- Location on the Cocos (Keeling) Islands

General information
- Status: Completed
- Type: Houses for government employees
- Location: Orion Close, West Island, Cocos (Keeling) Islands, Australia
- Coordinates: 12°11′38″S 96°50′00″E﻿ / ﻿12.1940°S 96.8333°E
- Completed: c. 1950s
- Client: Australian Government

Technical details
- Material: Cement asbestos

Commonwealth Heritage List
- Official name: West Island Elevated Houses
- Type: Listed place (Historic)
- Designated: 22 June 2004
- Reference no.: 105359

= West Island Elevated Houses =

The West Island Elevated Houses are heritage-listed houses at Orion Close, West Island, Cocos (Keeling) Islands, an external territory of Australia. It was added to the Australian Commonwealth Heritage List on 22 June 2004.

== History ==

The West Island Elevated Houses were built during the 1950s as part of the establishment of housing for Australian Government employees administering the Cocos (Keeling) Islands. The houses were built as part of the West Island housing settlement.

==Description==

The West Island Elevated Houses are the last houses to the south of the West Island Housing Area. There are two houses clad in cement asbestos and have a plan form and design suited to local climatic conditions. Most have distinctive raking on end walls and there are several variations on the "Type 2" plan which have been achieved by lengthening the base plan. The houses mainly have three bedrooms, kitchen, bathroom and living room with a large hall leading onto the front porch. There is a separate laundry out the back of the house. The Shire Clerk's house has a large added verandah to the west.

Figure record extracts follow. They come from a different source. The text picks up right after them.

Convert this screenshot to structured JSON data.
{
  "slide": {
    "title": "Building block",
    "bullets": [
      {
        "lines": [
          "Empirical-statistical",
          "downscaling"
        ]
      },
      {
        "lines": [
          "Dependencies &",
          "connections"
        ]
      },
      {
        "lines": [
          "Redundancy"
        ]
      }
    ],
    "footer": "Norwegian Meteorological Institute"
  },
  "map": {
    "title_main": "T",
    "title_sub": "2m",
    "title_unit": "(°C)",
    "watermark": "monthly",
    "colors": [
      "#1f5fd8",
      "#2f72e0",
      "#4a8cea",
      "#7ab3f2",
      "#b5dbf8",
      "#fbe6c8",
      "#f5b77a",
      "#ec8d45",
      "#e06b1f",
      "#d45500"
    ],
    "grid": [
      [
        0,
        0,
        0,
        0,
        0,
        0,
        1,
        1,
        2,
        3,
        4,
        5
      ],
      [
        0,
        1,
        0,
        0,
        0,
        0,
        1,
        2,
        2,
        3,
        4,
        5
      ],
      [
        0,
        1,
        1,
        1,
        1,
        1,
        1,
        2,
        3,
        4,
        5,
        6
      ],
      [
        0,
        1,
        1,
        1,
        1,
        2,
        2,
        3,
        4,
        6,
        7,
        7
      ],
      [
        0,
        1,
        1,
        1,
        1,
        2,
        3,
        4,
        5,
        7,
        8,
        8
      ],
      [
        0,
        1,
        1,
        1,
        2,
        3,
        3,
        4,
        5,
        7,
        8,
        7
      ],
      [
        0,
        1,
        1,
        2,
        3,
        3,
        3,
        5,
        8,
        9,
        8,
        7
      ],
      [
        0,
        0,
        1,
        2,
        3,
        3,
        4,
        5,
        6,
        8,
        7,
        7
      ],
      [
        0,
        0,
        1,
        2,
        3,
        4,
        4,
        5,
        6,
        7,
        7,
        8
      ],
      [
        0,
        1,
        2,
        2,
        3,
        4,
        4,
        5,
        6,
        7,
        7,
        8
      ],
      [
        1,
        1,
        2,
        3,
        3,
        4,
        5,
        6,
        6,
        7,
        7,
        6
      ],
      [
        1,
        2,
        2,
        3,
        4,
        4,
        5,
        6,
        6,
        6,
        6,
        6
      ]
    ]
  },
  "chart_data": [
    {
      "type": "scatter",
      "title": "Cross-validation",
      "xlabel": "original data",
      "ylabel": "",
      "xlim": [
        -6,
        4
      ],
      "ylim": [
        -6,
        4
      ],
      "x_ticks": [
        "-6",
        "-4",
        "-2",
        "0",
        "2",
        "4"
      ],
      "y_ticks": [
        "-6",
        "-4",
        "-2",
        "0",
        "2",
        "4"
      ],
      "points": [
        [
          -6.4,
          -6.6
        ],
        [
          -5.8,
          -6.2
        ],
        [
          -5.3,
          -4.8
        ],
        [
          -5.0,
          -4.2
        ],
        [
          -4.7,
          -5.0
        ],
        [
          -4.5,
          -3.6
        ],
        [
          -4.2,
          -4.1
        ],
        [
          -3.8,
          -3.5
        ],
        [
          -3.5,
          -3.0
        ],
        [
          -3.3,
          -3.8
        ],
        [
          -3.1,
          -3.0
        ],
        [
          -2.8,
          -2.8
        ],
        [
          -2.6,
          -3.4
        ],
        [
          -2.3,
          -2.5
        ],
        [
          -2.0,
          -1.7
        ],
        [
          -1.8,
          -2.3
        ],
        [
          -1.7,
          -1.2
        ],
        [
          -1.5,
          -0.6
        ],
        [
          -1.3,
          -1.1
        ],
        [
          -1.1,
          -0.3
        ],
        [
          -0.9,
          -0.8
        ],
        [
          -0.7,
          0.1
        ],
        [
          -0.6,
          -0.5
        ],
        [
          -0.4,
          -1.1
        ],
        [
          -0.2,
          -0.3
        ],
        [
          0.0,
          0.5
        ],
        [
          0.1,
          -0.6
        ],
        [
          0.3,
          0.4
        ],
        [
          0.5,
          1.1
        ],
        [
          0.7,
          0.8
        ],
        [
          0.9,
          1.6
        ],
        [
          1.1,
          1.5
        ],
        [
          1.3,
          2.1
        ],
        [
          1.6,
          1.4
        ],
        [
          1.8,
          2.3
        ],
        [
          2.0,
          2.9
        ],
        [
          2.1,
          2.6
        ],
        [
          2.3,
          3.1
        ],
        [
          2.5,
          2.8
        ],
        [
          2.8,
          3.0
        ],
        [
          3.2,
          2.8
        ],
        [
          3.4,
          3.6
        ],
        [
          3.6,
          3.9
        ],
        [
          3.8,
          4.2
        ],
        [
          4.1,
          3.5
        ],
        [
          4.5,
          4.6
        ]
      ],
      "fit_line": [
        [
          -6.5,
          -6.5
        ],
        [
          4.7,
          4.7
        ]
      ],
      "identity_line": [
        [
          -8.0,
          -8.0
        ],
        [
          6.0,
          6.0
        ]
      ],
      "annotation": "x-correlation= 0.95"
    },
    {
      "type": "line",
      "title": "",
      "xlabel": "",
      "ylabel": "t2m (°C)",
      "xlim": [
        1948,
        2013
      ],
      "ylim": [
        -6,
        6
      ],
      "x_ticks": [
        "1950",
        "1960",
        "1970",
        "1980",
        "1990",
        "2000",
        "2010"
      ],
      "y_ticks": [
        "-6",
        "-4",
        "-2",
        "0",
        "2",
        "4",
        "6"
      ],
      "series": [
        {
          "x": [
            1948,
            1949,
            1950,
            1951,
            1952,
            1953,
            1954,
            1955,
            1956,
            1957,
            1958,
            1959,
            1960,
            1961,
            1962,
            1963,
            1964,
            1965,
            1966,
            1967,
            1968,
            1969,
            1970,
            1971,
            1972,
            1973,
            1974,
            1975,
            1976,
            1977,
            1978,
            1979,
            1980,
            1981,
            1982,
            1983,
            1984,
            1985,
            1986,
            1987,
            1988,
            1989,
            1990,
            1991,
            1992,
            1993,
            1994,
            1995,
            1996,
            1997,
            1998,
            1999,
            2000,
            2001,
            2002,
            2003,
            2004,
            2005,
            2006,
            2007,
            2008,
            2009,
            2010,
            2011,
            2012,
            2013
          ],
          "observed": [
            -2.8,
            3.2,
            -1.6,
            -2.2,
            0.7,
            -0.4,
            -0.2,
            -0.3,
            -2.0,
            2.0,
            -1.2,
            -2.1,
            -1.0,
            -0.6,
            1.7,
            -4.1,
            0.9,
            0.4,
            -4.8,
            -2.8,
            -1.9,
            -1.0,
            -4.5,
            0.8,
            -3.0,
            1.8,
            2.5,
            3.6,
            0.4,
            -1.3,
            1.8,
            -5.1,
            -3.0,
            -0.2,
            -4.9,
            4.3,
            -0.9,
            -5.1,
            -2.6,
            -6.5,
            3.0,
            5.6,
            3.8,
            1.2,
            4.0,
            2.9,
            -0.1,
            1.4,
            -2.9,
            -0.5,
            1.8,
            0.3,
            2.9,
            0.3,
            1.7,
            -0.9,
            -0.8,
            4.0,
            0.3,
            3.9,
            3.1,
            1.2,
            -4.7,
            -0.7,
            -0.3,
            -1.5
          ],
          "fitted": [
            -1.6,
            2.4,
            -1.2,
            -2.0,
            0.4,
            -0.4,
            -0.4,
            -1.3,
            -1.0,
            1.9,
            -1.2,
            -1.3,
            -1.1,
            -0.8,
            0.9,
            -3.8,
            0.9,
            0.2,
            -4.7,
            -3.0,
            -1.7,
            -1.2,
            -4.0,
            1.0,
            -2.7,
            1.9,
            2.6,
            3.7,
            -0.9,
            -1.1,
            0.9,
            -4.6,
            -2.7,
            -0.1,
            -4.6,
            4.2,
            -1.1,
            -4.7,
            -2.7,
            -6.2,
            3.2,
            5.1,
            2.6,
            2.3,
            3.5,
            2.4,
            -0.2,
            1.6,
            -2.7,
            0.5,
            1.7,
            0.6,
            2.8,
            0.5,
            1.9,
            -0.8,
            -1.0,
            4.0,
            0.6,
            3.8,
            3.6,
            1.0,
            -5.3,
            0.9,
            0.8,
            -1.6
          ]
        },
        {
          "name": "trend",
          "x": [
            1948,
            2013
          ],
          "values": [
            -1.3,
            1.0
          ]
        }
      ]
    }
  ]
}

In 2000 the condition of the houses was assessed as still being good.

== Heritage listing ==
The West Island Elevated Houses are significant for their association with the establishment of housing for Australian Government employees administering the Cocos (Keeling) Islands. The presence of the Australian Government assisted the self determination of the Cocos Malay people. The houses are significant in the development of the West Island settlement which grew after Government House was located on West Island in 1953.

The Elevated Houses are significant as examples of Australian Government housing on the Cocos (Keeling) Islands with a plan form and design suited to local climatic conditions. The two houses are larger variations of standard "Type 2" houses and their siting to the far south of West Island, near the administrator's residence, indicates their important status on the Islands.